Напряженно приподнявшись в постели, он пытался разобраться в своем положении, чтобы справиться с ним. Но получалось все то же: одиноко и беспомощно, с пылающей головой и мучительной тяжестью на сердце, в смертельном страхе сидел он перед судьбой, как птица перед змеей, оцепенев и обессилев от ужаса. Судьба, он теперь это знал, не приходила откуда-то, она росла в нем самом. Если он не найдет средства против нее, она сожрет его; тогда страх будет преследовать его шаг за шагом, постепенно отнимая у него разум, шаг за шагом, пока не оттеснит к самому краю, который, чувствовал Клейн, уже недалек.

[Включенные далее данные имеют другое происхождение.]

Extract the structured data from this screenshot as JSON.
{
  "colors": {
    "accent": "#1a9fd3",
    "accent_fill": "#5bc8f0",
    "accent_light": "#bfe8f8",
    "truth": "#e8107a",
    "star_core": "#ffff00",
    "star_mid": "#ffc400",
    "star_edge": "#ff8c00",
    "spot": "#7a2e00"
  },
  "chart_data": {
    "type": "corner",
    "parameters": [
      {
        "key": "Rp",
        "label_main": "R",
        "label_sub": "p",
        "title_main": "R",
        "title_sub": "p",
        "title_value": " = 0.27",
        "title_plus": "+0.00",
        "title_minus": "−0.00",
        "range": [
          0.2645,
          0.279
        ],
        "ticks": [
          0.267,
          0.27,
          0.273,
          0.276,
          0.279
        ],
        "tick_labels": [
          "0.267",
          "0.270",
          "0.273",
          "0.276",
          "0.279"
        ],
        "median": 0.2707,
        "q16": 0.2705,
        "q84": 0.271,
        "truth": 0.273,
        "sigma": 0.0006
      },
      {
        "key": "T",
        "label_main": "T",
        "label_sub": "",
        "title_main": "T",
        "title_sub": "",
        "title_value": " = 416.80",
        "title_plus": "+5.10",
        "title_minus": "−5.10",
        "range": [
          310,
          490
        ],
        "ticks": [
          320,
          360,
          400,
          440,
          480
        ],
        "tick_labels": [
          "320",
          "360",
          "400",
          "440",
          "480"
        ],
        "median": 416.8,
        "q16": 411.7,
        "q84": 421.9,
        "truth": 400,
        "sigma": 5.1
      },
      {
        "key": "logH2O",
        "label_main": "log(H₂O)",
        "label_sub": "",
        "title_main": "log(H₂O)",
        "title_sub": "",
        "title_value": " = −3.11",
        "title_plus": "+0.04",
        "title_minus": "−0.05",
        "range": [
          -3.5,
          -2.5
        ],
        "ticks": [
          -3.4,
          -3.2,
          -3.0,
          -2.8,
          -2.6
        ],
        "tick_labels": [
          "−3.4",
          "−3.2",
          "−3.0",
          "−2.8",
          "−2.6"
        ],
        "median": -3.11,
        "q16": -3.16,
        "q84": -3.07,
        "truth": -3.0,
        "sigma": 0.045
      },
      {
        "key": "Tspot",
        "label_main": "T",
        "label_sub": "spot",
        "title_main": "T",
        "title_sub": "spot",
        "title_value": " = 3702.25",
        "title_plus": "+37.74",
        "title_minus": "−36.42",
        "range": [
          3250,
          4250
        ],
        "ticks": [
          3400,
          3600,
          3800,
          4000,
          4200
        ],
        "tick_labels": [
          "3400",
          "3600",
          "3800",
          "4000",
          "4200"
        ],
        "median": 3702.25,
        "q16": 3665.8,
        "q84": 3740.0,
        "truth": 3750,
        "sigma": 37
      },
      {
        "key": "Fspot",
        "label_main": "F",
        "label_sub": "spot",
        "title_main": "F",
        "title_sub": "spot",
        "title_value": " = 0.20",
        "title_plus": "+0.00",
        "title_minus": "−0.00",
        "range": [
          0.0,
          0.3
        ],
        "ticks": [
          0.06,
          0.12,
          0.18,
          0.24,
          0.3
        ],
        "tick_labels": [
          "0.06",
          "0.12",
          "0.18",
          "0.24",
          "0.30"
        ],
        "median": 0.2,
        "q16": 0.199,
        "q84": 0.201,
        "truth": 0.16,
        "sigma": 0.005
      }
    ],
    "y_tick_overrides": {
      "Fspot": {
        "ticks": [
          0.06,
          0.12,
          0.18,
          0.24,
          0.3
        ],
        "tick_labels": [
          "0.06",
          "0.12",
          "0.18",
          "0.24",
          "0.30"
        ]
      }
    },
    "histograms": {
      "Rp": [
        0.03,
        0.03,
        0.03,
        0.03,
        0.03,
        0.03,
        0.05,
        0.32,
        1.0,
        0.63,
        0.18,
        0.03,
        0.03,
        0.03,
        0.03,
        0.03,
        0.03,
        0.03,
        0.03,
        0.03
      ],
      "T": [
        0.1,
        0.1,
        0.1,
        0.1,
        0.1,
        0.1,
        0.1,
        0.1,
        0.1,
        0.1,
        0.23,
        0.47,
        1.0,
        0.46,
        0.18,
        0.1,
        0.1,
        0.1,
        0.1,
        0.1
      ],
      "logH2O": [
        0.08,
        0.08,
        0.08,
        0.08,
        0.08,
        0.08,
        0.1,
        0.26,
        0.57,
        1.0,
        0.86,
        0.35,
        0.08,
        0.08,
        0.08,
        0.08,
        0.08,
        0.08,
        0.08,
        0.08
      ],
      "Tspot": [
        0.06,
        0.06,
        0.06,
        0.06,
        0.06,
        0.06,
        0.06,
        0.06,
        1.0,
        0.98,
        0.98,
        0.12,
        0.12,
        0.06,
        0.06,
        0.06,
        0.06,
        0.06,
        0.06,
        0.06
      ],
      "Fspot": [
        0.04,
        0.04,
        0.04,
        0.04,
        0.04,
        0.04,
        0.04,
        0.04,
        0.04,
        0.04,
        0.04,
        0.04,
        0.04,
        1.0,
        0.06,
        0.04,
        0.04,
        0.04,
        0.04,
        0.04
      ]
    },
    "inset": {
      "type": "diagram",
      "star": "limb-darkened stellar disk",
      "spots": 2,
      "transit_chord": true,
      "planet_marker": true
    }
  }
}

Суметь понять – это было бы хорошо, это было бы, возможно, спасеньем! Он далеко еще не осмыслил своего положения и того, что произошло. Он только начинал постигать это, чувствовал он. Если ему удастся сейчас собраться с силами и все тщательно подытожить, систематизировать и взвесить, тогда он, может быть, найдет нить. Тогда все приобретет какой-то смысл и облик и, может быть, станет терпимо. Но на это усилие, на этот последний рывок у него не хватало пороху, он просто не мог их сделать. Чем сосредоточеннее пытался он думать, тем хуже шло дело, вместо воспоминаний и объяснений он находил в себе только пустоты, ничего не приходило ему на ум, и при этом его снова уже преследовал мучительный страх, что самое главное-то он и забыл. Он судорожно рылся в себе, как нервный пассажир, способный переворошить все свои сумки и чемоданы в поисках билета, который находится у него за лентой шляпы или даже в руке. Но что толку было от этого «может быть»?